Value Added Tax Guide For Ltd Companies

VAT accounting is one of those issues that effect almost every commercial enterprise in one form or the other. It provides a lot of new business owners with sleepless nights. However, it can be easy to understand and simple to apply if you get the proper explanation of the basics.

Value added tax (VAT) is the government’s way of collecting a tax on goods and services sold in the UK, familiar to most as it adds extra pennies when purchasing something. But for businesses, VAT can make or break their success so it’s essential that your VAT strategy be carefully thought out and implemented correctly.

Who needs to register for VAT?

Under certain conditions, businesses must register for VAT. One such circumstance is when their taxable turnover surpasses a certain threshold in any 12-month period – this threshold varies each year and the threshold for past and present years can be found on Revenue’s website.

Alternately, your business may need to register for VAT if it acquires another existing business and you anticipate that its combined taxable turnover exceeds the threshold. If it is currently VAT-registered but you believe you can stay below it without breaching threshold, voluntary registration could be available as a solution.

Register for VAT when buying goods or services from another EU country; in these instances, the authorities of that nation require that you pay VAT to them directly.

Registering for VAT requires periodic returns as well as payments, to avoid financial penalties from HM Revenue and Customs (HMRC). Failure to meet these requirements could incur substantial financial penalties from HMRC.

How do you register for VAT?

VAT is an indispensable requirement of most UK businesses. It must be charged on any goods or services sold – regardless of whether that sale occurs between businesses or between businesses and consumers – while businesses registered for VAT can reclaim any VAT they paid when covering expenses (provided they can prove they paid it).

Your annual taxable turnover must surpass the registration threshold, currently set at PS85,000. To quickly ascertain where you stand, HMRC provides an online VAT registration calculator which you can use.

HMRC recommends keeping detailed records of your sales and purchases, including VAT components where relevant, even when not VAT registered. This can assist if you decide to become VAT registered later on; additionally it helps track cashflow while calculating potential VAT refunds you might qualify for.

Registering for VAT requires filling out and submitting relevant forms through Revenue’s eRegistration service, either online or by post.

If you choose to apply online, simply log into Government Gateway using your details, select “Get another tax, duty or scheme”, complete all requested fields and submit any supporting documents necessary – your VAT number should arrive within 30 days!

Which VAT scheme is right for you?

When registering for VAT, there are various accounting schemes you can select as your accounting scheme of choice to make working out VAT easier and improve cash flow. There is an abundance of schemes available – making sure that you select one suitable for your business is paramount!
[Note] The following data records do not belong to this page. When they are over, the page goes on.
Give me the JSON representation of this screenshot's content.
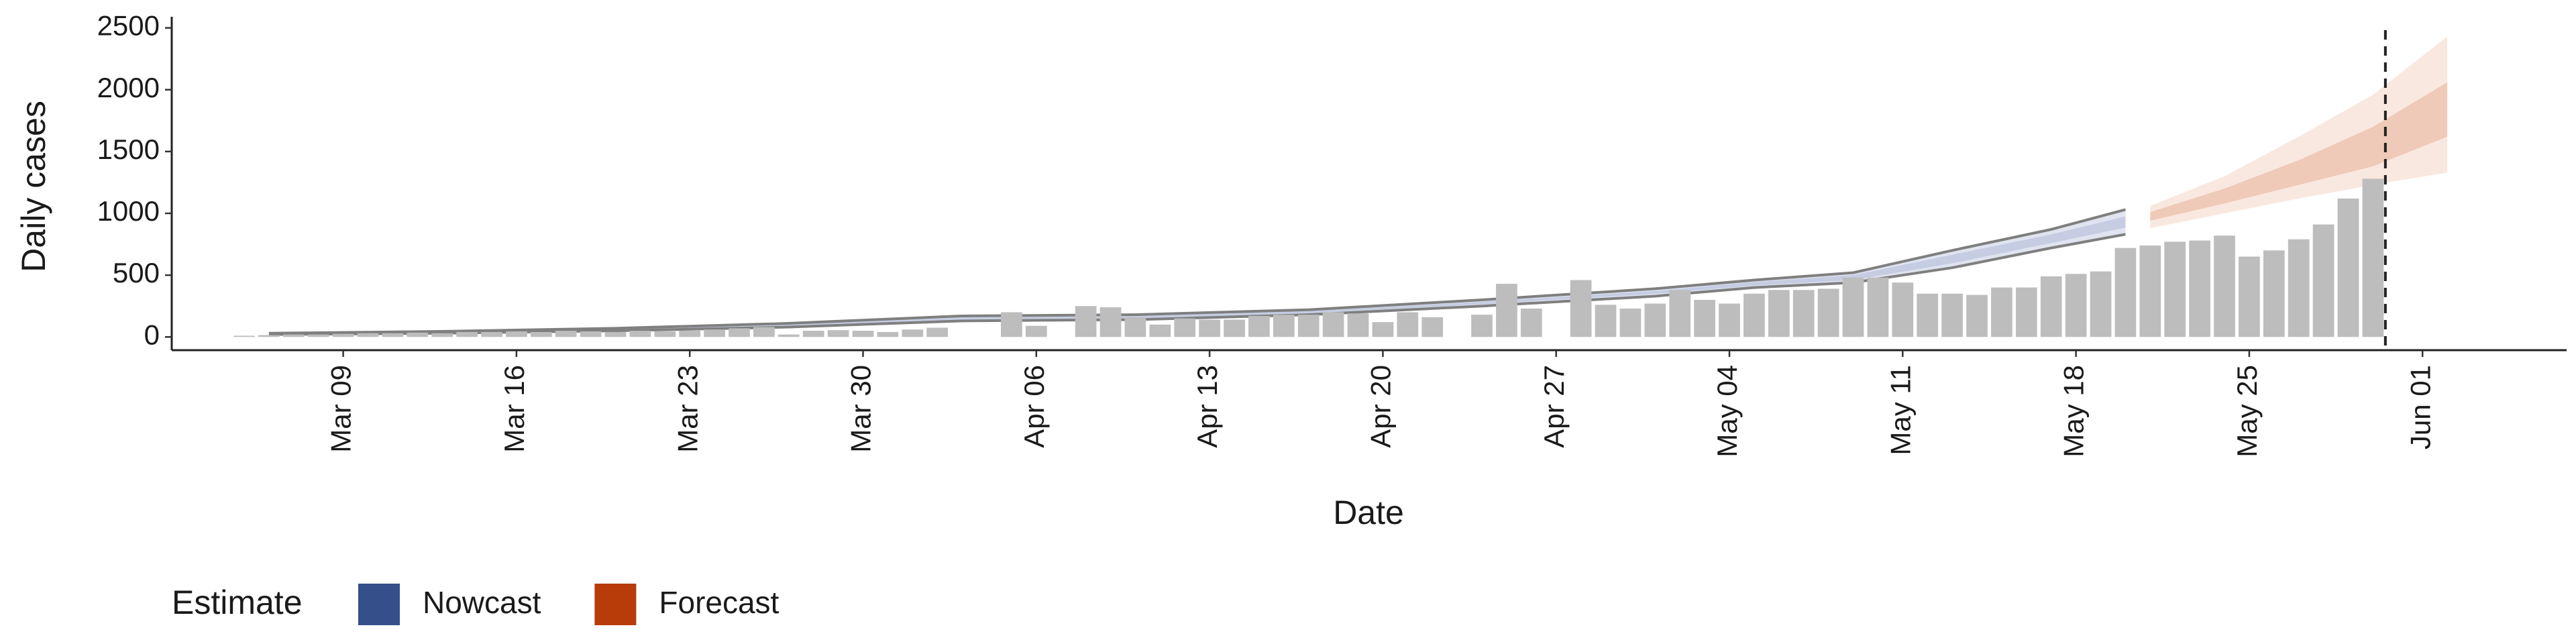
{
  "chart_data": {
    "type": "bar",
    "y_label": "Daily cases",
    "x_label": "Date",
    "legend_title": "Estimate",
    "categories": [
      "Mar 05",
      "Mar 06",
      "Mar 07",
      "Mar 08",
      "Mar 09",
      "Mar 10",
      "Mar 11",
      "Mar 12",
      "Mar 13",
      "Mar 14",
      "Mar 15",
      "Mar 16",
      "Mar 17",
      "Mar 18",
      "Mar 19",
      "Mar 20",
      "Mar 21",
      "Mar 22",
      "Mar 23",
      "Mar 24",
      "Mar 25",
      "Mar 26",
      "Mar 27",
      "Mar 28",
      "Mar 29",
      "Mar 30",
      "Mar 31",
      "Apr 01",
      "Apr 02",
      "Apr 03",
      "Apr 04",
      "Apr 05",
      "Apr 06",
      "Apr 07",
      "Apr 08",
      "Apr 09",
      "Apr 10",
      "Apr 11",
      "Apr 12",
      "Apr 13",
      "Apr 14",
      "Apr 15",
      "Apr 16",
      "Apr 17",
      "Apr 18",
      "Apr 19",
      "Apr 20",
      "Apr 21",
      "Apr 22",
      "Apr 23",
      "Apr 24",
      "Apr 25",
      "Apr 26",
      "Apr 27",
      "Apr 28",
      "Apr 29",
      "Apr 30",
      "May 01",
      "May 02",
      "May 03",
      "May 04",
      "May 05",
      "May 06",
      "May 07",
      "May 08",
      "May 09",
      "May 10",
      "May 11",
      "May 12",
      "May 13",
      "May 14",
      "May 15",
      "May 16",
      "May 17",
      "May 18",
      "May 19",
      "May 20",
      "May 21",
      "May 22",
      "May 23",
      "May 24",
      "May 25",
      "May 26",
      "May 27",
      "May 28",
      "May 29",
      "May 30",
      "May 31",
      "Jun 01",
      "Jun 02",
      "Jun 03"
    ],
    "values": [
      10,
      15,
      20,
      20,
      25,
      30,
      30,
      35,
      30,
      40,
      40,
      45,
      40,
      50,
      45,
      40,
      50,
      45,
      50,
      60,
      70,
      80,
      20,
      50,
      55,
      50,
      40,
      60,
      75,
      null,
      null,
      200,
      90,
      null,
      250,
      240,
      160,
      100,
      150,
      140,
      140,
      170,
      180,
      180,
      200,
      190,
      120,
      200,
      160,
      null,
      180,
      430,
      230,
      null,
      460,
      260,
      230,
      270,
      380,
      300,
      270,
      350,
      380,
      380,
      390,
      480,
      480,
      440,
      350,
      350,
      340,
      400,
      400,
      490,
      510,
      530,
      720,
      740,
      770,
      780,
      820,
      650,
      700,
      790,
      910,
      1120,
      1280,
      null,
      null,
      null,
      null
    ],
    "color": "#bdbdbd",
    "bands": [
      {
        "name": "Nowcast",
        "color": "#354f8a",
        "outer_fill": "#dde1ee",
        "inner_fill": "#c3cae0",
        "edge_color": "#7f7f7f",
        "x": [
          "Mar 06",
          "Mar 13",
          "Mar 20",
          "Mar 27",
          "Apr 03",
          "Apr 10",
          "Apr 17",
          "Apr 24",
          "May 01",
          "May 05",
          "May 09",
          "May 13",
          "May 17",
          "May 20"
        ],
        "lower": [
          20,
          30,
          50,
          80,
          130,
          140,
          180,
          250,
          330,
          400,
          440,
          560,
          720,
          830
        ],
        "upper": [
          30,
          45,
          70,
          110,
          170,
          180,
          220,
          300,
          390,
          460,
          520,
          700,
          870,
          1030
        ],
        "inner_lower": [
          23,
          34,
          56,
          90,
          142,
          152,
          190,
          265,
          348,
          415,
          460,
          595,
          760,
          885
        ],
        "inner_upper": [
          27,
          41,
          64,
          100,
          158,
          168,
          210,
          285,
          372,
          445,
          500,
          665,
          830,
          975
        ]
      },
      {
        "name": "Forecast",
        "color": "#b83c0a",
        "outer_fill": "#f8e5dc",
        "inner_fill": "#edc6b4",
        "edge_color": null,
        "x": [
          "May 21",
          "May 24",
          "May 27",
          "May 30",
          "Jun 02"
        ],
        "lower": [
          880,
          1000,
          1120,
          1230,
          1330
        ],
        "upper": [
          1060,
          1300,
          1620,
          1960,
          2430
        ],
        "inner_lower": [
          940,
          1080,
          1230,
          1380,
          1620
        ],
        "inner_upper": [
          1010,
          1200,
          1430,
          1700,
          2060
        ]
      }
    ],
    "vline": "May 30",
    "ylim": [
      -107,
      2590
    ],
    "yticks": [
      0,
      500,
      1000,
      1500,
      2000,
      2500
    ],
    "xticks": [
      "Mar 09",
      "Mar 16",
      "Mar 23",
      "Mar 30",
      "Apr 06",
      "Apr 13",
      "Apr 20",
      "Apr 27",
      "May 04",
      "May 11",
      "May 18",
      "May 25",
      "Jun 01"
    ],
    "grid": false
  }
}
There are various schemes available for VAT tax filing and accounting, such as the VAT Flat Rate Scheme, Cash Accounting Scheme, Annual Accounting Scheme and Margin Schemes specifically for second-hand goods and art as well as special tour operator margin schemes.

For new businesses or those with low taxable turnover, the VAT Annual Accounting Scheme could be the optimal choice. This scheme involves making fixed monthly or quarterly payments throughout the year to reduce VAT paperwork and manage cash flow more easily, then at year’s end submitting one VAT return where you either need to make a balancing payment or receive a refund.

The VAT Flat Rate Scheme can be more challenging as you must consider whether your costs will increase or decrease over time, and keep in mind that if your taxable turnover surpasses £230,000 during any 12-month period, you must exit this scheme. Therefore, before choosing which VAT scheme best fits you it’s wise to consult an accountant first.

How do you pay VAT?

Most VAT payments are now made electronically or over the phone, and to verify your payment has reached HMRC, log into your VAT online account within 48 hours and check if your payment has gone through.

Pay your VAT payments online or over the telephone using your bank account, CHAPS, BACS or Direct Debit. Your 9-digit VAT registration number as well as HMRC sort code, account number and name will need to be provided when paying via these methods. Alternatively you could set up direct debit payments, paying automatically with fixed amounts each period using your VAT online account and banking details on hand.

VAT can be a complex subject, but with the proper software determining whether and when to register is straightforward. The challenge comes in keeping up with VAT returns and claiming back any VAT paid on business expenses.